During the time Edward was establishing his legal practice, his father’s great effort and financial overcommitment in helping found Amherst College led to the collapse of the family’s wealth in land holdings. Within a few years all members of his immediate family, one way or another, left Amherst for the rest of their lives. Edward remained, devoting himself to his legal career and laboring to restore his father’s blighted reputation as well as to regain some of his family’s financial well-being.
Edward for over forty-five years led a disciplined, civic-minded public life that included several times representing Amherst in the state legislature, serving thirty-seven years as treasurer of Amherst College, and being elected to the Thirty-third Congress from his region. He was a prominent citizen, active in several reform societies, on the board of regional institutions, and involved in major civic improvements, such as leading the effort to bring the railroad to town in the mid 1850s.

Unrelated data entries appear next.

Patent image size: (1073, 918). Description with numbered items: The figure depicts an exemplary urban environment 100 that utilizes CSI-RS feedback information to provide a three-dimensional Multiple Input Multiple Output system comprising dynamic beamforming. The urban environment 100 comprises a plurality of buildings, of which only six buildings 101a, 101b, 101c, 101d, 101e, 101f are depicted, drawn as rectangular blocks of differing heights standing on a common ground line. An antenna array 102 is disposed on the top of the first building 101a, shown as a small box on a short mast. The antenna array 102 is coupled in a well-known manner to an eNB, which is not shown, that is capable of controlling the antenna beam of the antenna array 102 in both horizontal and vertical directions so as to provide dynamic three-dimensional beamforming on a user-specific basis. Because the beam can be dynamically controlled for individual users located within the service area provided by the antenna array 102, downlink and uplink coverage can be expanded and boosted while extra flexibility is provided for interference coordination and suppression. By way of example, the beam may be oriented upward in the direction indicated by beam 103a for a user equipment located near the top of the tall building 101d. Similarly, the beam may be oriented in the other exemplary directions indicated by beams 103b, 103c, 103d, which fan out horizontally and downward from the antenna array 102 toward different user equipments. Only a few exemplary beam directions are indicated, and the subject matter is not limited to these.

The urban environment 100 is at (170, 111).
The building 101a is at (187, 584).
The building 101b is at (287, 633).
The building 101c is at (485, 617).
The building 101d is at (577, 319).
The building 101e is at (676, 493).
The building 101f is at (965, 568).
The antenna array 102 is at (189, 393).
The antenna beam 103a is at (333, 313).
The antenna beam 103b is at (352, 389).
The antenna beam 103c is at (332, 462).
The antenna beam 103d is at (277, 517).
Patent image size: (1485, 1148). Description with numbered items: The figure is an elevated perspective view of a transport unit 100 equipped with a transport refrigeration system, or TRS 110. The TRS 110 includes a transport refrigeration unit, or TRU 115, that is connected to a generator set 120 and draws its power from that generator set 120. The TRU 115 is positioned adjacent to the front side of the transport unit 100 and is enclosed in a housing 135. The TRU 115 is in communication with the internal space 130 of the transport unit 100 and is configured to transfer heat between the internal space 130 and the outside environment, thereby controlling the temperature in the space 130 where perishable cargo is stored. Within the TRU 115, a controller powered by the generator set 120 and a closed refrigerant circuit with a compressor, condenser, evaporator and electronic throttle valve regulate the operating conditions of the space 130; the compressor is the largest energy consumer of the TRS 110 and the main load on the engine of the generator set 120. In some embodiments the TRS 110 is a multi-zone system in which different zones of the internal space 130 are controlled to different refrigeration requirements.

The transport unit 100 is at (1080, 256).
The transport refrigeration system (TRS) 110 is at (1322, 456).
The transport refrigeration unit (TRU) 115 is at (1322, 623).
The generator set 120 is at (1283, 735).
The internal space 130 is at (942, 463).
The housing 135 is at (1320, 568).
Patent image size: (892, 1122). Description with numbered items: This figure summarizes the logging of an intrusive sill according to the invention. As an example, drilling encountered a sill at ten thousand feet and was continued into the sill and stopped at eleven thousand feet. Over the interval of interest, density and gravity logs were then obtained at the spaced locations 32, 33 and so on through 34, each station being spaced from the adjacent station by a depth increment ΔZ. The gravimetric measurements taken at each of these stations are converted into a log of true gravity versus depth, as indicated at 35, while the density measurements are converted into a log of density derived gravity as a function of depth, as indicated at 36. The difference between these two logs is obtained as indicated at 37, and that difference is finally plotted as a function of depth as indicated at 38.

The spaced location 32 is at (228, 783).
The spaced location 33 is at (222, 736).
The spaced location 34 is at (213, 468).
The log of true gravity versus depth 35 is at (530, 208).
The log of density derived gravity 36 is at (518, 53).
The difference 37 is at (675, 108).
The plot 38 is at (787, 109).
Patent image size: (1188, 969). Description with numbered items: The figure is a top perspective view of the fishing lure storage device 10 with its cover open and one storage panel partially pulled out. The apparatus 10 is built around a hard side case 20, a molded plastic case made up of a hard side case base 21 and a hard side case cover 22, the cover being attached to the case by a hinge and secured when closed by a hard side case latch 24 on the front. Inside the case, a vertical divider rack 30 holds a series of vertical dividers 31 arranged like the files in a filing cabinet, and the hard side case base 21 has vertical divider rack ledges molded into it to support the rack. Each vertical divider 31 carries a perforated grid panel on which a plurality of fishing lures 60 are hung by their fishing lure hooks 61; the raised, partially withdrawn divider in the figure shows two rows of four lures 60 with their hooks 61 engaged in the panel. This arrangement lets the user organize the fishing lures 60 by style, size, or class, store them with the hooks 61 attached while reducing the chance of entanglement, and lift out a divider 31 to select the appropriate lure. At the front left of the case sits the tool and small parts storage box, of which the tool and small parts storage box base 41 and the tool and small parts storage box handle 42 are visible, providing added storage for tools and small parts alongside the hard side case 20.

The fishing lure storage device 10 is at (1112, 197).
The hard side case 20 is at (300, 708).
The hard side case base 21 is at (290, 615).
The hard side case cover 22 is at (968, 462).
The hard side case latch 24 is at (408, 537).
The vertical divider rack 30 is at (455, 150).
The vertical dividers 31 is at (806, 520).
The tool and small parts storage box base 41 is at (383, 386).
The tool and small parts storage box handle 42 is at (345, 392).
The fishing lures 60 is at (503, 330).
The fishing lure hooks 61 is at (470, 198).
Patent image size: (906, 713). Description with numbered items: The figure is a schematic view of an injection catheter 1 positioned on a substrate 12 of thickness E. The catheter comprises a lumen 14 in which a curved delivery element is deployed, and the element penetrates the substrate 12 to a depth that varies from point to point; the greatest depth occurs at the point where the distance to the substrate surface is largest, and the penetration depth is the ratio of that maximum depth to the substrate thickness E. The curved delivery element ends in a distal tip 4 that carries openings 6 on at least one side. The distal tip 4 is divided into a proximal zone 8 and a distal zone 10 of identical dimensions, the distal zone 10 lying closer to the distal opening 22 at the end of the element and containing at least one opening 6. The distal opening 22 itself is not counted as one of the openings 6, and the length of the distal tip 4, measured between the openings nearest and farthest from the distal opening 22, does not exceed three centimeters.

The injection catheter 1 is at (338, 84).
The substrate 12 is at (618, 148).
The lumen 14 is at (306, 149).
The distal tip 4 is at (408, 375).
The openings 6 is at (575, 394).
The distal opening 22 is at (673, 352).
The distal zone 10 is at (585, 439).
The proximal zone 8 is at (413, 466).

Ever respectful of her father’s nature (“the straightest engine” that “never played” [L360]), Dickinson obeyed him as a child, but found ways to rebel or circumvent him as a young woman, and finally, with wit and occasional exasperation, learned to accommodate with his autocratic ways.
Her early resistance slowly shifted to a mutual respect, and finally subsided after his death in pathos, love, and awe. Despite his public involvements, the poet viewed her father as an isolated, solitary figure, “the oldest and the oddest sort of foreigner,” she told a friend (Sewall, The Lyman Letters, p. 70), a man who read “lonely & rigorous books” (L342a), yet who made sure the birds were fed in winter.
Edward Dickinson’s lonely death in a Boston boardinghouse following his collapse while giving a speech in the state legislature the hot morning of June 6, 1874, was unbearable to the whole family. The entire town closed down on the afternoon of his funeral, and his eldest daughter later paid this tribute: “Lay this Laurel on the one\ Too intrinsic for Renown -\ Laurel – vail your deathless Tree -\ Him you chasten – that is he -” (Fr1428).
Bingham, Millicent Todd. Emily Dickinson’s Home. New York: Harper & Brothers, 1955.
Sewall, Richard B. The Life of Emily Dickinson. New York: Farrar Straus and Giroux, 1974. 44-73.
_____. The Lyman Letters: New Light on Emily Dickinson and Her Family. Amherst: University of Massachusetts Press, 1965. p. 70.